Ran across this today. 12/3 w ground and 14/3 w ground being used on separate circuits(both hot legs to different breakers). Since they are sharing a neutral, shouldn’t there be handle ties so that both breakers using the same neutral are shut off(or trip) at the same time? There were about 5 pairs of these in the panel and only one pair had a handle tie. Had the same situation last week, but all shared breakers had the handle ties installed.
Multiwire branch circuits. Some love them some hate them.
I have used them all my life and think that they are a very good money saver as they eliminate one conductor.
If the multi wire circuit is hitting two circuits such as the two small appliance circuits for a kitchen or two general purpose circuits such as the living room and bonus room so on and so forth then single pole breakers are fine for the install before the adoption of the 2008 code cycle.
Multiwire branch circuits that supply only one device such as one receptacle used for both the disposal and dishwasher must open both circuits simultaneously (handle ties or two pole) and multiwire branch circuits that supply only one piece of equipment such as ranges and dryers shall have common trip (a two pole breaker)
After the adoption of the 2008 code cycle any multiwire circuit including those in commercial and industrial installations must open all circuits simultaneously.
Also the rules governing Arc-Fault and Ground Fault Interruption will limit the use of multiwire branch circuits in a dwelling unit.
With all this said and being an electrician I would not mention multiwire circuits in a report unless I found a situation where both circuits of the multiwire circuits was being fed from the same leg of a panel.
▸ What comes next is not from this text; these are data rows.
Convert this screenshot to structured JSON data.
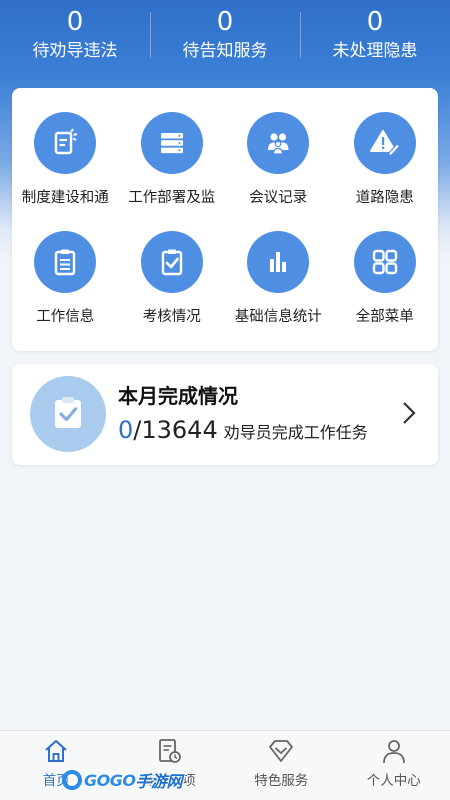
{
  "stats": [
    {
      "value": "0",
      "label": "待劝导违法"
    },
    {
      "value": "0",
      "label": "待告知服务"
    },
    {
      "value": "0",
      "label": "未处理隐患"
    }
  ],
  "menu": [
    {
      "label": "制度建设和通",
      "icon": "document-edit-icon"
    },
    {
      "label": "工作部署及监",
      "icon": "server-list-icon"
    },
    {
      "label": "会议记录",
      "icon": "people-group-icon"
    },
    {
      "label": "道路隐患",
      "icon": "warning-triangle-icon"
    },
    {
      "label": "工作信息",
      "icon": "clipboard-list-icon"
    },
    {
      "label": "考核情况",
      "icon": "clipboard-check-icon"
    },
    {
      "label": "基础信息统计",
      "icon": "bar-chart-icon"
    },
    {
      "label": "全部菜单",
      "icon": "grid-icon"
    }
  ],
  "progress": {
    "title": "本月完成情况",
    "done": "0",
    "total": "/13644",
    "desc": "劝导员完成工作任务",
    "icon": "clipboard-check-icon"
  },
  "tabs": [
    {
      "label": "首页",
      "icon": "home-icon",
      "active": true
    },
    {
      "label": "待办事项",
      "icon": "todo-doc-icon",
      "active": false
    },
    {
      "label": "特色服务",
      "icon": "diamond-icon",
      "active": false
    },
    {
      "label": "个人中心",
      "icon": "person-icon",
      "active": false
    }
  ],
  "watermark": {
    "text": "GOGO",
    "sub": "手游网"
  },
  "colors": {
    "primary": "#2f6fc8",
    "icon_bg": "#4f8fe3",
    "progress_icon_bg": "#a9cbee"
  }
}
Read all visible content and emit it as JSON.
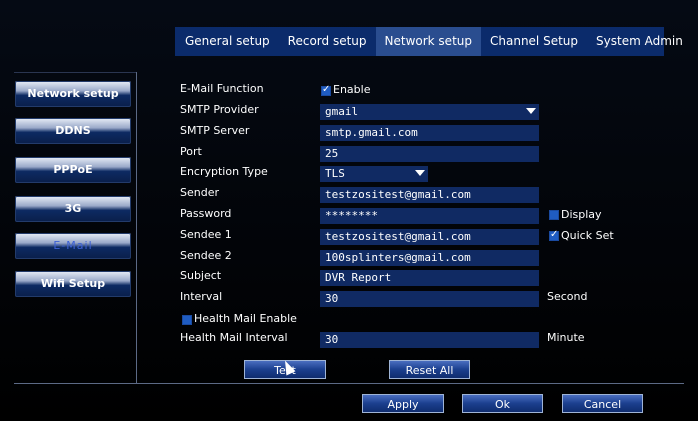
{
  "tabs": [
    {
      "label": "General setup"
    },
    {
      "label": "Record setup"
    },
    {
      "label": "Network setup"
    },
    {
      "label": "Channel Setup"
    },
    {
      "label": "System Admin"
    }
  ],
  "sidebar": [
    {
      "label": "Network setup"
    },
    {
      "label": "DDNS"
    },
    {
      "label": "PPPoE"
    },
    {
      "label": "3G"
    },
    {
      "label": "E-Mail"
    },
    {
      "label": "Wifi Setup"
    }
  ],
  "form": {
    "email_function": {
      "label": "E-Mail Function",
      "checkbox_label": "Enable",
      "checked": true
    },
    "smtp_provider": {
      "label": "SMTP Provider",
      "value": "gmail"
    },
    "smtp_server": {
      "label": "SMTP Server",
      "value": "smtp.gmail.com"
    },
    "port": {
      "label": "Port",
      "value": "25"
    },
    "encryption_type": {
      "label": "Encryption Type",
      "value": "TLS"
    },
    "sender": {
      "label": "Sender",
      "value": "testzositest@gmail.com"
    },
    "password": {
      "label": "Password",
      "value": "********",
      "display_label": "Display",
      "display_checked": false
    },
    "sendee1": {
      "label": "Sendee 1",
      "value": "testzositest@gmail.com",
      "quickset_label": "Quick Set",
      "quickset_checked": true
    },
    "sendee2": {
      "label": "Sendee 2",
      "value": "100splinters@gmail.com"
    },
    "subject": {
      "label": "Subject",
      "value": "DVR Report"
    },
    "interval": {
      "label": "Interval",
      "value": "30",
      "unit": "Second"
    },
    "health_mail": {
      "label": "Health Mail Enable",
      "checked": false
    },
    "health_interval": {
      "label": "Health Mail Interval",
      "value": "30",
      "unit": "Minute"
    }
  },
  "buttons": {
    "test": "Test",
    "reset_all": "Reset All",
    "apply": "Apply",
    "ok": "Ok",
    "cancel": "Cancel"
  },
  "colors": {
    "tab_bar": "#0b2b6b",
    "active_tab": "#2a4d8f",
    "field_bg": "#102a63",
    "active_side_text": "#3d62d6"
  }
}
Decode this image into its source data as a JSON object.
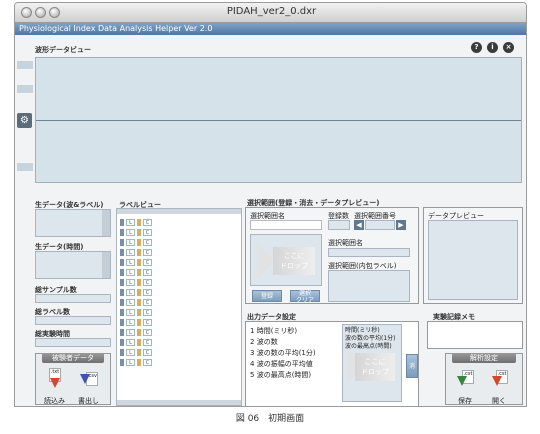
{
  "window": {
    "title": "PIDAH_ver2_0.dxr"
  },
  "app": {
    "title": "Physiological Index Data Analysis Helper Ver 2.0"
  },
  "waveform": {
    "label": "波形データビュー"
  },
  "raw": {
    "waves_label": "生データ(波&ラベル)",
    "time_label": "生データ(時間)",
    "total_samples": "総サンプル数",
    "total_labels": "総ラベル数",
    "total_time": "総実験時間"
  },
  "subject": {
    "title": "被験者データ",
    "load": "読込み",
    "export": "書出し",
    "load_file": ".txt",
    "export_file": ".csv"
  },
  "label_view": {
    "title": "ラベルビュー",
    "rows": 15,
    "l": "L",
    "c": "C"
  },
  "range": {
    "title": "選択範囲(登録・消去・データプレビュー)",
    "name_label": "選択範囲名",
    "drop_text": "ここに\nドロップ",
    "register": "登録",
    "clear": "選択\nクリア",
    "count_label": "登録数",
    "number_label": "選択範囲番号",
    "name2": "選択範囲名",
    "inner": "選択範囲(内包ラベル)"
  },
  "preview": {
    "title": "データプレビュー"
  },
  "output": {
    "title": "出力データ設定",
    "items": [
      "時間(ミリ秒)",
      "波の数",
      "波の数の平均(1分)",
      "波の振幅の平均値",
      "波の最高点(時間)"
    ],
    "numbers": [
      "1",
      "2",
      "3",
      "4",
      "5"
    ],
    "dropped": [
      "時間(ミリ秒)",
      "波の数の平均(1分)",
      "波の最高点(時間)"
    ],
    "drop_text": "ここに\nドロップ",
    "button": "消去"
  },
  "memo": {
    "title": "実験記録メモ"
  },
  "analysis": {
    "title": "解析設定",
    "save": "保存",
    "open": "開く",
    "save_file": ".cst",
    "open_file": ".cst"
  },
  "caption": "図 06　初期画面"
}
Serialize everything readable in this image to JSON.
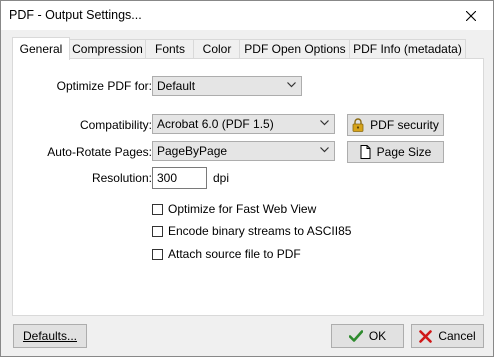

This will be easy to identify as the neutral will be discolored from the extra current it will be forced to carry.
If the 2008 NEC or ICC is adopted in you area then it could be written up as not complying with today’s standards but then the electrician that is called in will only say that there is nothing wrong.
I have found them with no signs of discolouration as they served bedrooms, living room, dens, etc…rooms usually with no high draw appliances/lights that may run the #14 neutral wire at 15+ amps. It would take the simultaneous operation of higher draw appliances/lights over a period time for the discouloration to occur. This is a situation that is still a future potential hazard as the next family may run the house differently to begin the overheating/deterioration process.
Eight years ago I changed one duplex in a living room. Well the ground was shared between two phases and i ended up burning out 300 dollars in electronic gear from disconnecting this neutral. A few years later I exactly understood what I had done. Yeah I know…turn the power off first!